Regression quattro stagioni

Linear regression implemented four different ways

Linear regression is one of the simplest machine learning models out there. According to some, it shouldn't even be classified as "machine learning" because it's too simple. Whatever your opinion, I believe its simplicity makes it a great stepping stone to more complex models and algorithms. Inspired by the classical pizza dish, we will explore the linear regression model with four different flavours of estimating its parameters. I hope this helps build our understanding of this basic model. The four different "seasons" we'll explore are:

Simple linear regression
Ordinary least squares regression (OLS)
Gradient descent
MCMC parameter estimation with Metropolis-Hastings

We'll start of by describing the problem of linear regression and the toy data we'll use, followed by implementations of all four methods.

In [1]:

# Imports
%matplotlib inline
%config InlineBackend.figure_formats = ['svg']

import warnings
import numpy as np
from numpy import log, exp, sqrt, pi, e

import matplotlib
import matplotlib.pyplot as plt
from matplotlib import cm  # Colormaps

import seaborn as sns

sns.set_style('darkgrid')
warnings.simplefilter(action='ignore', category=FutureWarning)
#

Linear regression problem description

Simple linear regression will try to fit a linear relationship (straight line) between an independent variable $x$ (input) and an dependent variable $y$ (output).

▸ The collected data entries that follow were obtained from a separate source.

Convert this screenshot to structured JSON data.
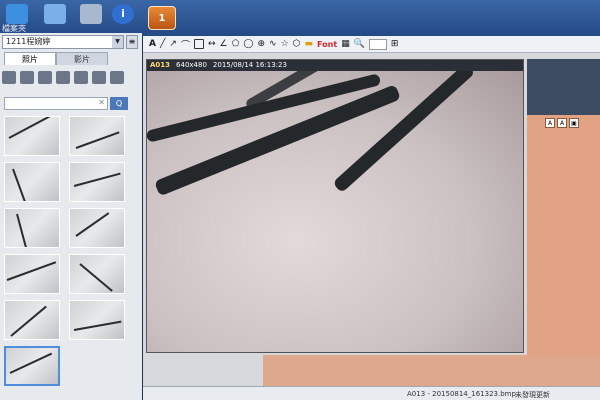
{
  "topbar": {
    "files_label": "檔案夾",
    "patient_tab_number": "1"
  },
  "sidebar": {
    "patient_select": "1211程婉婷",
    "tabs": [
      "照片",
      "影片"
    ],
    "search_placeholder": "",
    "search_button": "Q"
  },
  "toolbar": {
    "font_label": "Font",
    "prefix": "A"
  },
  "viewer": {
    "image_id": "A013",
    "resolution": "640x480",
    "timestamp": "2015/08/14 16:13:23"
  },
  "status": {
    "filename": "A013 - 20150814_161323.bmp",
    "message": "未發現更新"
  }
}
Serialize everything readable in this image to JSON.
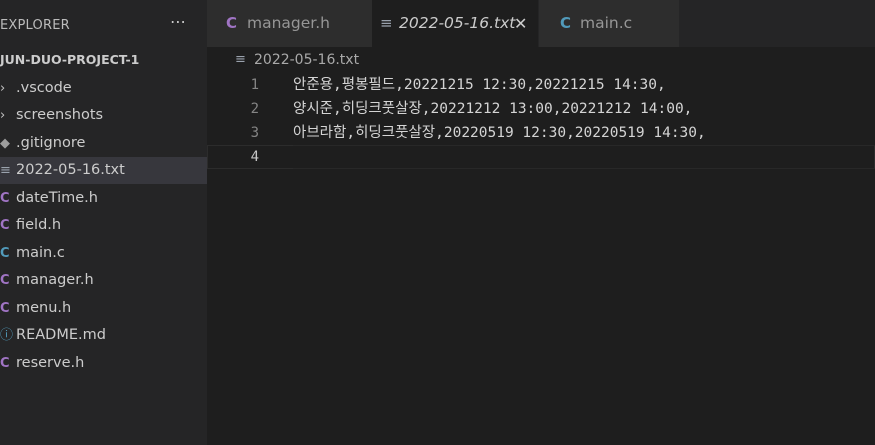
{
  "explorer": {
    "title": "EXPLORER",
    "more_icon": "⋯",
    "project": "JUN-DUO-PROJECT-1",
    "items": [
      {
        "label": ".vscode",
        "icon": "chevron-right",
        "glyph": "›"
      },
      {
        "label": "screenshots",
        "icon": "chevron-right",
        "glyph": "›"
      },
      {
        "label": ".gitignore",
        "icon": "git",
        "glyph": "◆"
      },
      {
        "label": "2022-05-16.txt",
        "icon": "text-lines",
        "glyph": "≡"
      },
      {
        "label": "dateTime.h",
        "icon": "c-header",
        "glyph": "C"
      },
      {
        "label": "field.h",
        "icon": "c-header",
        "glyph": "C"
      },
      {
        "label": "main.c",
        "icon": "c-source",
        "glyph": "C"
      },
      {
        "label": "manager.h",
        "icon": "c-header",
        "glyph": "C"
      },
      {
        "label": "menu.h",
        "icon": "c-header",
        "glyph": "C"
      },
      {
        "label": "README.md",
        "icon": "info",
        "glyph": "ⓘ"
      },
      {
        "label": "reserve.h",
        "icon": "c-header",
        "glyph": "C"
      }
    ]
  },
  "tabs": [
    {
      "label": "manager.h",
      "icon": "c-header",
      "glyph": "C"
    },
    {
      "label": "2022-05-16.txt",
      "icon": "text-lines",
      "glyph": "≡",
      "close": "✕"
    },
    {
      "label": "main.c",
      "icon": "c-source",
      "glyph": "C"
    }
  ],
  "breadcrumb": {
    "label": "2022-05-16.txt",
    "glyph": "≡"
  },
  "editor": {
    "lines": [
      {
        "num": "1",
        "text": "안준용,평봉필드,20221215 12:30,20221215 14:30,"
      },
      {
        "num": "2",
        "text": "양시준,히딩크풋살장,20221212 13:00,20221212 14:00,"
      },
      {
        "num": "3",
        "text": "아브라함,히딩크풋살장,20220519 12:30,20220519 14:30,"
      },
      {
        "num": "4",
        "text": ""
      }
    ]
  },
  "colors": {
    "c_header": "#a074c4",
    "c_source": "#519aba",
    "selected": "#37373d"
  }
}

For $n$ data samples the assumed linear relationship can be modelled as:

$$ y_i = \theta_0 + \theta_1 x_i + \epsilon_i \quad (i = 1, \ldots, n) $$

With:

$x_i$ the independent (input) variable of sample $i$, with $x = \{x_i \ldots x_n \}$.
$y_i$ the dependent (output) variable of sample $i$, with $y = \{y_i \ldots y_n \}$.
$\epsilon_i \sim \mathcal{N}(0, \sigma^2)$ Gaussian noise affecting the output $y_i$.
$\theta = \{\theta_0, \theta_1 \}$ the set of the parameters we want to optimize:
- $\theta_0$ the intercept of the model (bias)
- $\theta_1$ the coefficient of variable $x$ (slope)

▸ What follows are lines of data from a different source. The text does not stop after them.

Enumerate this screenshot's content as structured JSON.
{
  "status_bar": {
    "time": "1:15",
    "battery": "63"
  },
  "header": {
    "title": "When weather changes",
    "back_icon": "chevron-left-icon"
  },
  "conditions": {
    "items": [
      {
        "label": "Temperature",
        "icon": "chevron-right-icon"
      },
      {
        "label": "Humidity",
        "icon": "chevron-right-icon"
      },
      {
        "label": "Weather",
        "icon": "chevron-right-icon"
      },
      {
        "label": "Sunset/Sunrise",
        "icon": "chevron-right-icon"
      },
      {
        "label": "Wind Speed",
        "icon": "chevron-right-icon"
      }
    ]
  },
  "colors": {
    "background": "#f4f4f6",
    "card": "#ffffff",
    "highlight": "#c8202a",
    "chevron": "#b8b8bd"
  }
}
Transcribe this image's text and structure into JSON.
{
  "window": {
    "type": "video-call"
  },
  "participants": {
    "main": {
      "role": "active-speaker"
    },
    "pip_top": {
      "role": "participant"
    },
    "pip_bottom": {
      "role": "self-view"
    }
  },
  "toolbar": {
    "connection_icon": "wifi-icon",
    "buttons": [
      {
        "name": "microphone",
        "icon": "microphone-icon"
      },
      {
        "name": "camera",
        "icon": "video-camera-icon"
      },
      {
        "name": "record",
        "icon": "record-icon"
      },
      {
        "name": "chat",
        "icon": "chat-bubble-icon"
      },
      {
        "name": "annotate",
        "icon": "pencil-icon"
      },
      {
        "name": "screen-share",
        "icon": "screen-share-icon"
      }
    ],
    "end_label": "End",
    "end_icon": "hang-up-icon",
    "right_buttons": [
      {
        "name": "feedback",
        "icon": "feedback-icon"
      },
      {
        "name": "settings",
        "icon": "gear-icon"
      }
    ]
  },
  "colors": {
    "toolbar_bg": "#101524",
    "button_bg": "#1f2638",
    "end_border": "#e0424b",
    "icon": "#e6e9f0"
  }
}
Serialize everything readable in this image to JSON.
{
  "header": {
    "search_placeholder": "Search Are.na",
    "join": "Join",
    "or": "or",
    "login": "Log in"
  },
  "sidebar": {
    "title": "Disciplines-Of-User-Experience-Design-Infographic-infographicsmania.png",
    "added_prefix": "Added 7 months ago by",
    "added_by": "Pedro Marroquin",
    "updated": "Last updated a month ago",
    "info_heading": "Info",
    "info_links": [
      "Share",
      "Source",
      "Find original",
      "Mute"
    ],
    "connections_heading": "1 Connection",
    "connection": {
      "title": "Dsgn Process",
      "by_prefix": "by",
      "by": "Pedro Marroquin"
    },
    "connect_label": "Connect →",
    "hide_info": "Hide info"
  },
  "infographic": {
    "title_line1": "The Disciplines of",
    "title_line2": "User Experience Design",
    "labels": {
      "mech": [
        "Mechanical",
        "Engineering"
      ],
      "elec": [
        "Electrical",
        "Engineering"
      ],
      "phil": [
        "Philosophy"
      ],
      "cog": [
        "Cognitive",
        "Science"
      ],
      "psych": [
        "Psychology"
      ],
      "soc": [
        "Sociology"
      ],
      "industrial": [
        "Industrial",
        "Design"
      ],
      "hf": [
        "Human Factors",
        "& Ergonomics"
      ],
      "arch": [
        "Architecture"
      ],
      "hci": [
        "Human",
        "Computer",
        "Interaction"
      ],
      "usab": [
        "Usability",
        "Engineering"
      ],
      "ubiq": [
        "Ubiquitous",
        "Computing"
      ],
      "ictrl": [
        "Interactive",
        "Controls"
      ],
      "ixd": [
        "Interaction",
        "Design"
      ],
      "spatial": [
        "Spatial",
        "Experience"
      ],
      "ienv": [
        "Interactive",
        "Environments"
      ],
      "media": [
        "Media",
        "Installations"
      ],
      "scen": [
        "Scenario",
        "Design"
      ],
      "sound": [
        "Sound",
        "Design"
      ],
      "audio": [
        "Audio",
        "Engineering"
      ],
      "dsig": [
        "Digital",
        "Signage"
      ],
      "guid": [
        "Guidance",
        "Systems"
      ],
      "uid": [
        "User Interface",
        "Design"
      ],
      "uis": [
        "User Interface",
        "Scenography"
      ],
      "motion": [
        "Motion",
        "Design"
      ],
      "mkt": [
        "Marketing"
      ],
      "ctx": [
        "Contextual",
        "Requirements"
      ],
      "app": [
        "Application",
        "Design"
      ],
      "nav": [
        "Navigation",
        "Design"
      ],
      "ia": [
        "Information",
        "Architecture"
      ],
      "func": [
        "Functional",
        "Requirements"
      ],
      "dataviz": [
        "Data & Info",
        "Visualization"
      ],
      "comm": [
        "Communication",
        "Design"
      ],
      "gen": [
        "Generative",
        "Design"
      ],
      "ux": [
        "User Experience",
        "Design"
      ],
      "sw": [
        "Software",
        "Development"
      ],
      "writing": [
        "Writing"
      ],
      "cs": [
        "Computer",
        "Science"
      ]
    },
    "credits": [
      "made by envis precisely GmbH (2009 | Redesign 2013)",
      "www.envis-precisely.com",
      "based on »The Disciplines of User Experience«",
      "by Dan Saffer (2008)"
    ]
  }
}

We can use this discription to define our toy data sample:

In [2]:

# Define the data
np.random.seed(4)
# Generate random data
n = 50 # Number of samples
# Underlying linear relation
m = 3  # slope
b = 2  # bias
# Noise
e_std = 0.5  # Standard deviation of the noise
err = e_std * np.random.randn(n)  # Noise
# Features and output
x = np.random.uniform(0, 1, n)  # Independent variable x
y = x * m + b + err  # Dependent variable
# Stack X with ones to be fitted by vectorized methods
#  such as OLS and gradient descent
X = np.vstack((np.ones_like(x), x)).T

# Show data
plt.figure(figsize=(6, 4))
plt.scatter(x, y, label='data: $(x,y)$')
plt.plot(
    [0, 1], [b, m+b], 'b-', 
    label=f'$y = {b:.0f} + {m:.0f} x$')
plt.xlim((0, 1))
plt.xlabel('$x$')
plt.ylabel('$y$')
plt.title('Noisy data samples from linear line')
plt.legend()
plt.show()
#

Probabilistic description

An alternative description is the probabilistic description of the linear regression problem where we treat the dependent variable $y$ as randomly sampled from a normal distribution with a mean $\mu$ in function of the independent variable $x$ and random variables $\theta$.

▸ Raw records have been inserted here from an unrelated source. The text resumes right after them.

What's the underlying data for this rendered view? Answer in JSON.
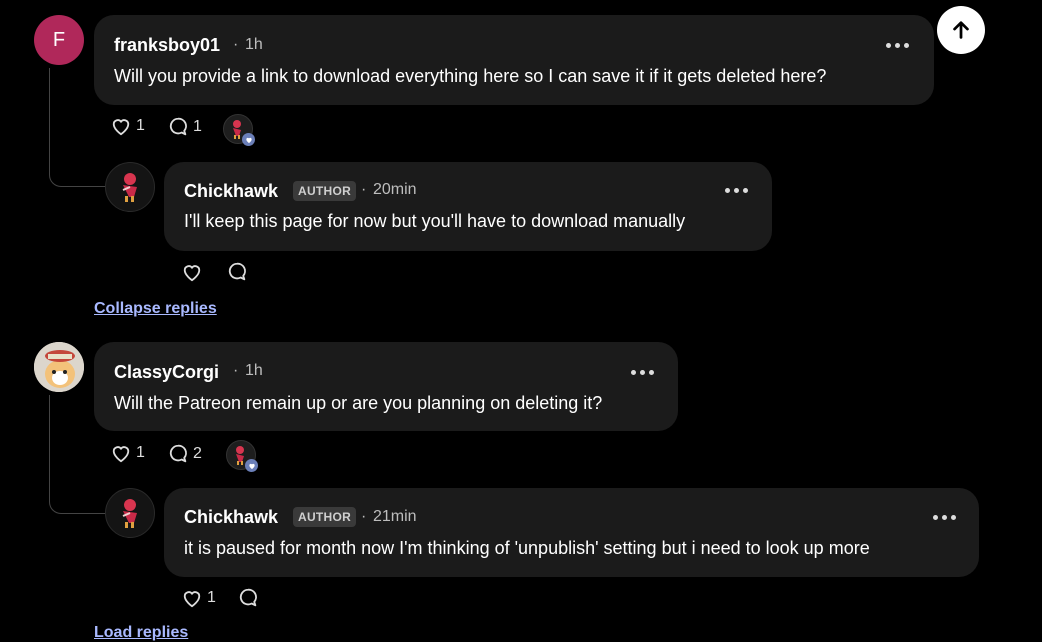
{
  "comments": [
    {
      "avatar_letter": "F",
      "author": "franksboy01",
      "time": "1h",
      "text": "Will you provide a link to download everything here so I can save it if it gets deleted here?",
      "likes": "1",
      "replies": "1",
      "reply": {
        "author": "Chickhawk",
        "badge": "AUTHOR",
        "time": "20min",
        "text": "I'll keep this page for now but you'll have to download manually",
        "likes": ""
      }
    },
    {
      "author": "ClassyCorgi",
      "time": "1h",
      "text": "Will the Patreon remain up or are you planning on deleting it?",
      "likes": "1",
      "replies": "2",
      "reply": {
        "author": "Chickhawk",
        "badge": "AUTHOR",
        "time": "21min",
        "text": "it is paused for month now I'm thinking of 'unpublish' setting but i need to look up more",
        "likes": "1"
      }
    }
  ],
  "collapse_label": "Collapse replies",
  "load_label": "Load replies",
  "separator": "·",
  "colors": {
    "background": "#000000",
    "bubble": "#1b1b1b",
    "avatar_letter_bg": "#b0285a",
    "link": "#a9b9ff",
    "badge_bg": "#3a3a3a"
  },
  "icons": [
    "heart-icon",
    "comment-icon",
    "more-dots-icon",
    "arrow-up-icon",
    "avatar-chickhawk-icon",
    "avatar-corgi-icon"
  ]
}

$$ y_i \sim \mathcal{N}(\theta_0 + \theta_1 x_i, \sigma^2) \quad (i = 1, \ldots, n) $$

Note that the mean $\mu = \theta_0 + \theta_1 x$. Given the definition of the probability densitity of the normal distribution we can write this as:

$$ p(y_i \mid \theta_0 + \theta_1 x_i, \sigma^2) = \frac{1}{\sqrt{2\pi\sigma^2}} \exp{ \left( -\frac{(y_i - (\theta_0 + \theta_1 x_i))^2}{2\sigma^2}\right)} $$

Given the observed data $(x, y)$ and ignoring $\sigma^2$ we can then model the parameters $\theta$ as a density function which we can split up according to the Bayes rule :

$$ p(\theta \mid y, x) = \frac{p(y \mid x, \theta)p(\theta)}{p(y \mid x)} $$

With:

$P(\theta \mid y, x)$ the posterior density which is our belief of parameters $\theta$ after taking the observed data $(x, y)$ into account.
$p(y \mid x, \theta)$ is the likelihood function which is the probability density of the normal distribution $y \sim \mathcal{N}(\theta_0 + \theta_1 x, \sigma^2)$ described above.
$p(\theta)$ is the prior density of $\theta$, which captures our belief about parameters $\theta$ before we observed any data. Note that we assume that $\theta$ is independent of $x$ and that $p(\theta \mid x) = p(\theta)$.
$p(y \mid x)$ is the marginal likelihood of the data where $\theta$ has been marginalized out according to $p(y \mid x) = \int_{\theta} p(y \mid x, \theta) p(\theta) d\theta$.

Note that the error $\epsilon$ is implicitly captured in this model by treating $y$ as sampled from a normal distribution parametrized by $x$ and $\theta$. In what follows we will also ignore fitting of the variance term $\sigma^2$ for practical purposes.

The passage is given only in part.